Girma Bèyènè : Renaissance d’une étoile de l’éthiojazz

Le grand arrangeur d’Addis-Abeba sort de 25 ans d’oubli avec un disque captivant.

Lorraine Soliman  • 12 avril 2017 abonné·es
Girma Bèyènè : Renaissance d’une étoile de l’éthiojazz
© photo : Cyril Fussien

C’est « une vraie rencontre ». L’expression peut sembler galvaudée, mais, dans la bouche de David Georgelet, on est loin du convenu. Le musicien est encore tout impressionné du petit miracle qui s’est produit il y a moins d’un an, traduit en janvier sous la forme du 30e « Éthiopiques », la fameuse collection discographique de Francis Falceto. Car la rencontre entre Girma Bèyènè, presque septuagénaire tout droit sorti du Swinging Addis, et Akalé Wubé, jeune quintet parisien féru de jazz éthiopien, avec David Georgelet aux baguettes, cymbales et peaux tendues, est bien plus que sincère et immortalisée : elle est d’une évidence quasi-surréelle. Tant musicalement qu’humainement.
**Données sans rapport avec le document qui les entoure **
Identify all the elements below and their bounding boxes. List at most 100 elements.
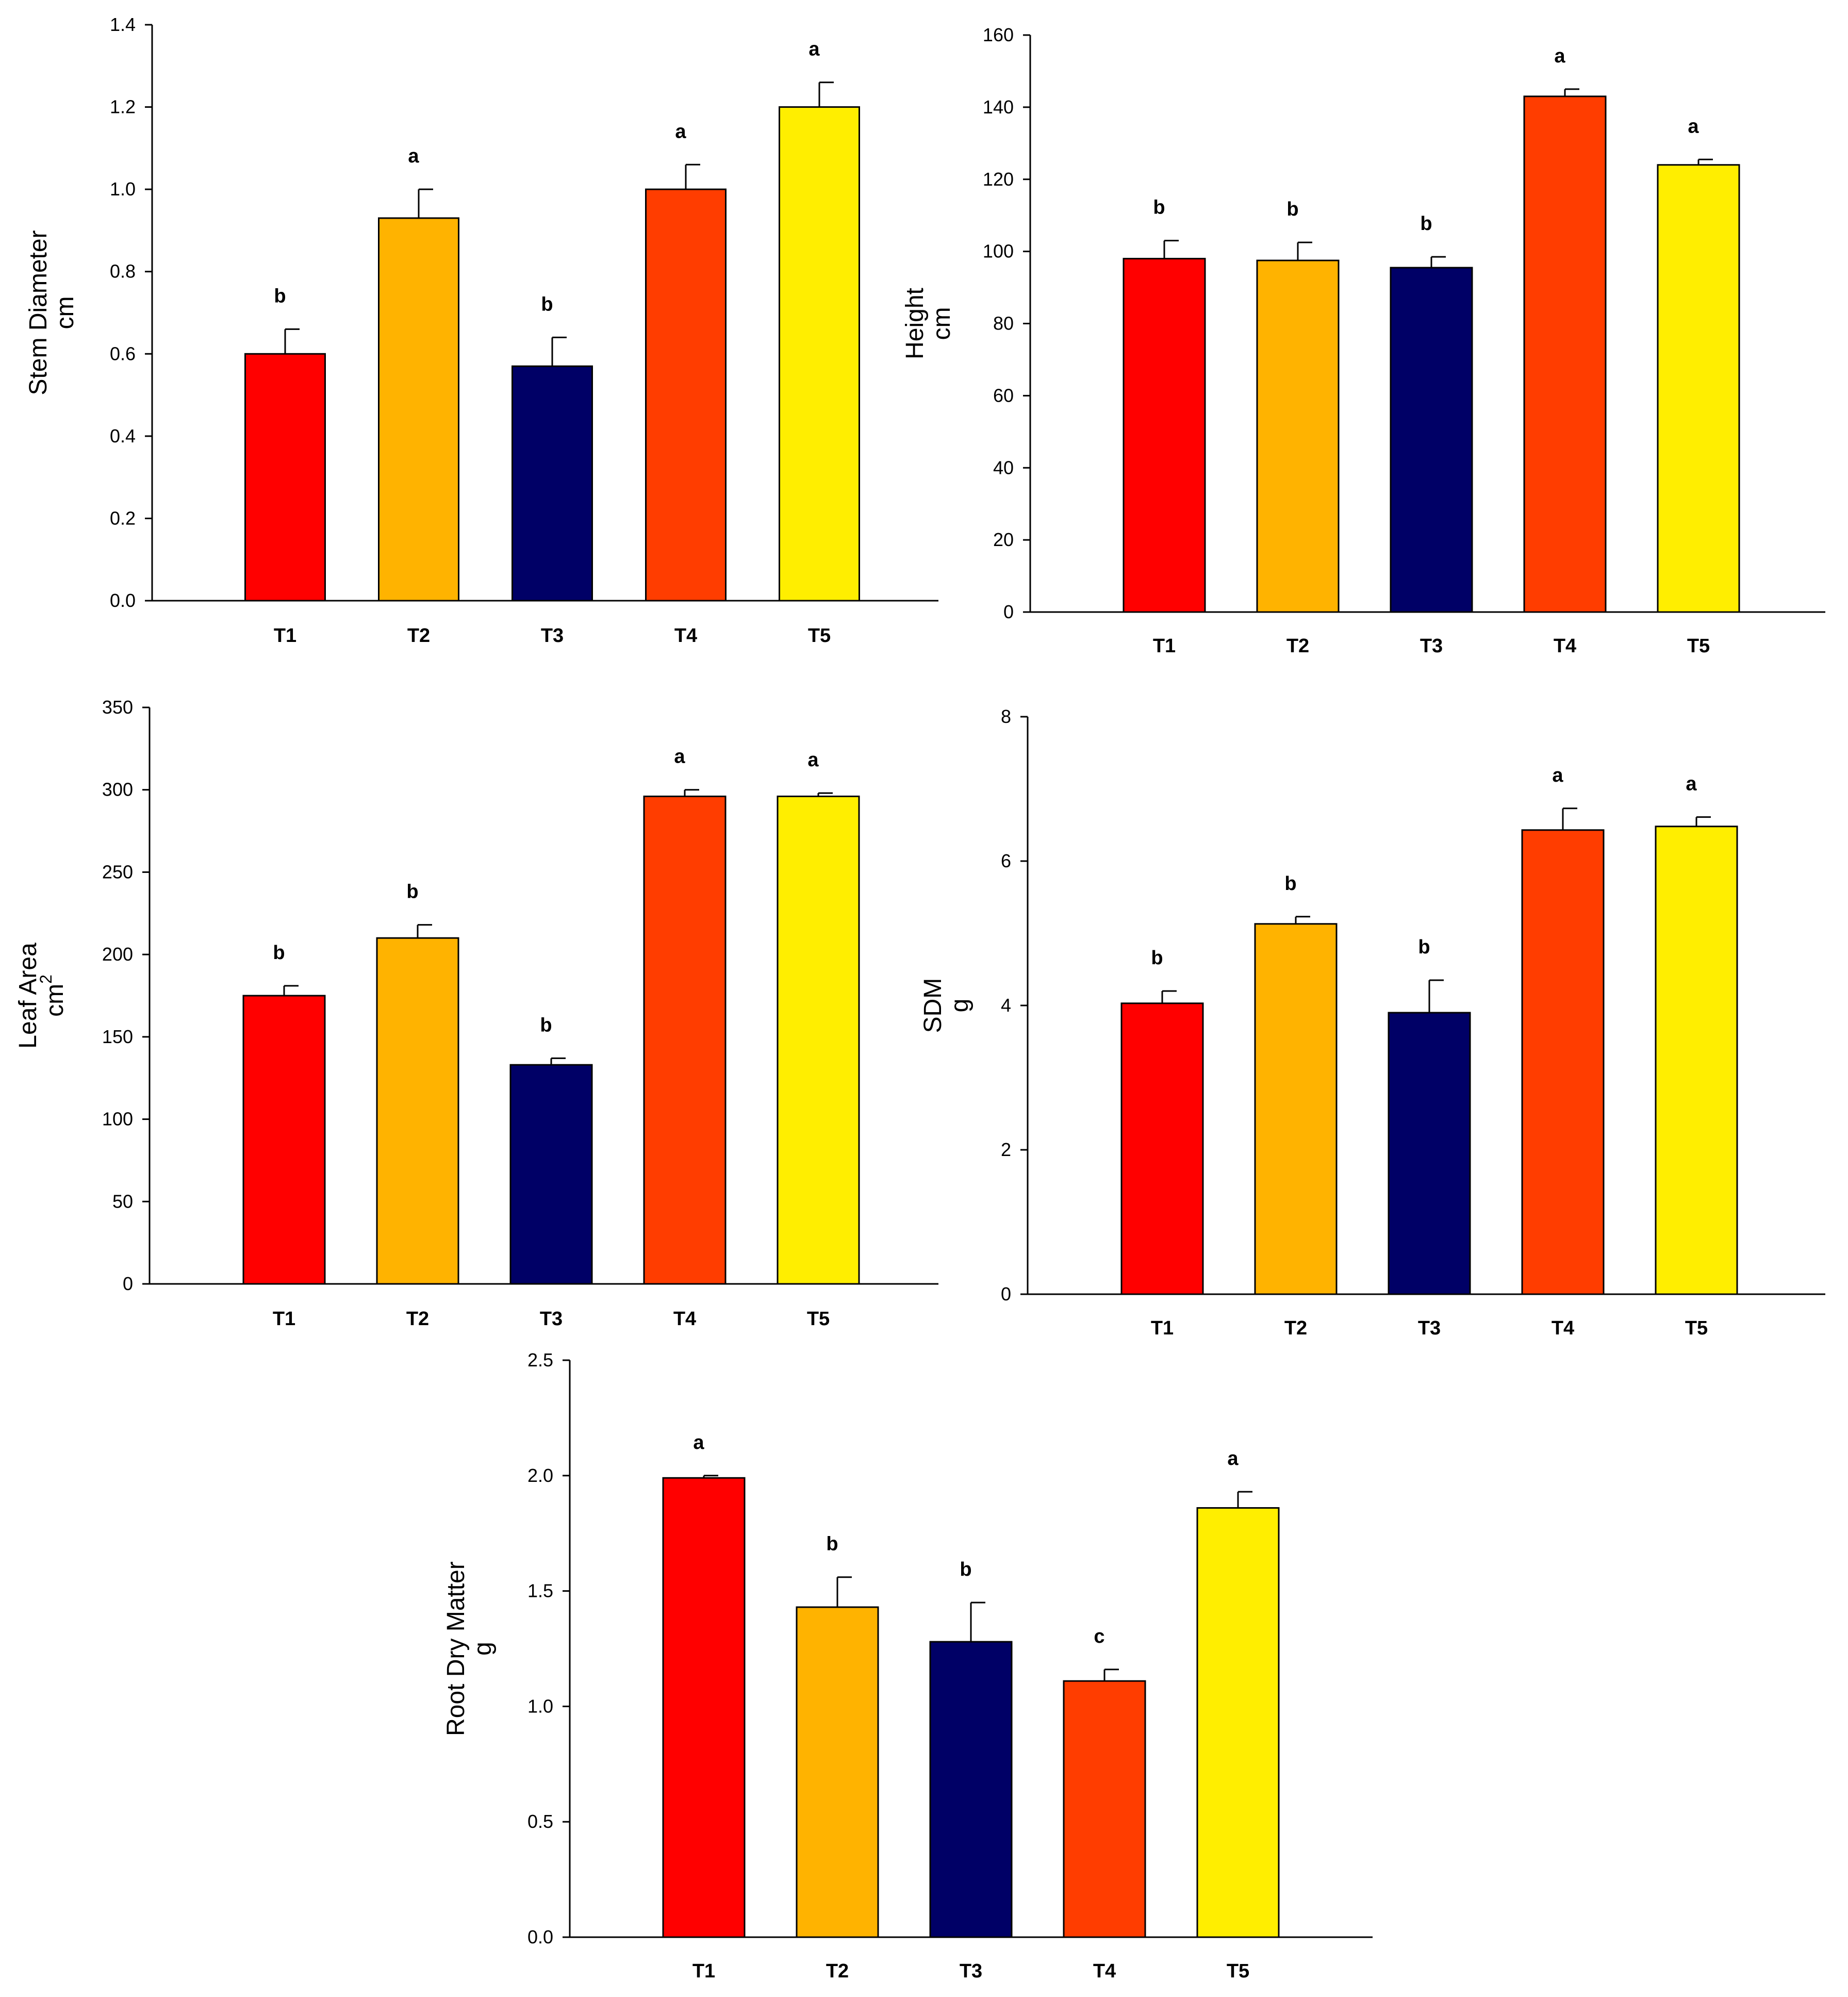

Girma Bèyènè, autour de qui et pour lequel Mistakes on Purpose a été enregistré au printemps dernier à Paris, était « le » grand arrangeur d’Addis-Abeba dans les années 1960 et 1970. Il a laissé une trace indélébile dans la discographie de ce que l’on appellera l’« éthiojazz » à partir du milieu des années 1980, signant les arrangements de plus de soixante-dix morceaux qui ont fait swinguer l’Éthiopie pendant au moins deux décennies avant de gagner une renommée internationale grâce à la collection « Éthiopiques ». Autodidacte génial et prolifique, il ne se contente pas d’arranger pour les stars de son temps (dont Mahmoud Ahmed), il enregistre une cinquantaine de titres en tant que pianiste ou compositeur. Mais seulement quatre sous son nom.

Homme de l’ombre, Girma Bèyènè : la puissance de sa musique et l’intensité de son chant (en langue amharique) composent avec une humilité et une bienveillance hors norme. Une modestie qui lui a tout de même fait passer vingt-cinq années d’exil aux États-Unis dans l’anonymat le plus complet. Sans l’insatiable quête « éthio-musicologique » de Francis Falceto, il aurait sans doute continué à servir de l’essence à Washington DC. Heureusement, l’évidence de sa musique est invincible, ce disque et les concerts qui l’accompagnent en sont des preuves irréfutables.

« Quand il chante, il a 20 ans ! », s’exclame David Georgelet. Girma Bèyènè se délecte des envolées rock’n’roll d’Akalé Wubé sur ses propres compositions, tout autant que des « choses un peu dissonantes et autres erreurs volontaires que nous lui avons suggérées ». Trente-cinq ans et un continent les séparent, mais une discothèque universelle les réunit autour du jazz et de la soul des sixties et des seventies. Avec lui, avec eux, l’éthiojazz n’en finit pas de servir les sens.

Mistakes on Purpose, Éthiopiques 30, Prado Records/Buda Musique.

Concerts les 20 et 21 avril au Studio de l’Ermitage, Paris XXe. Le 10 juin au Théâtre national, d’Addis-Abeba. Tournée en France en septembre-octobre.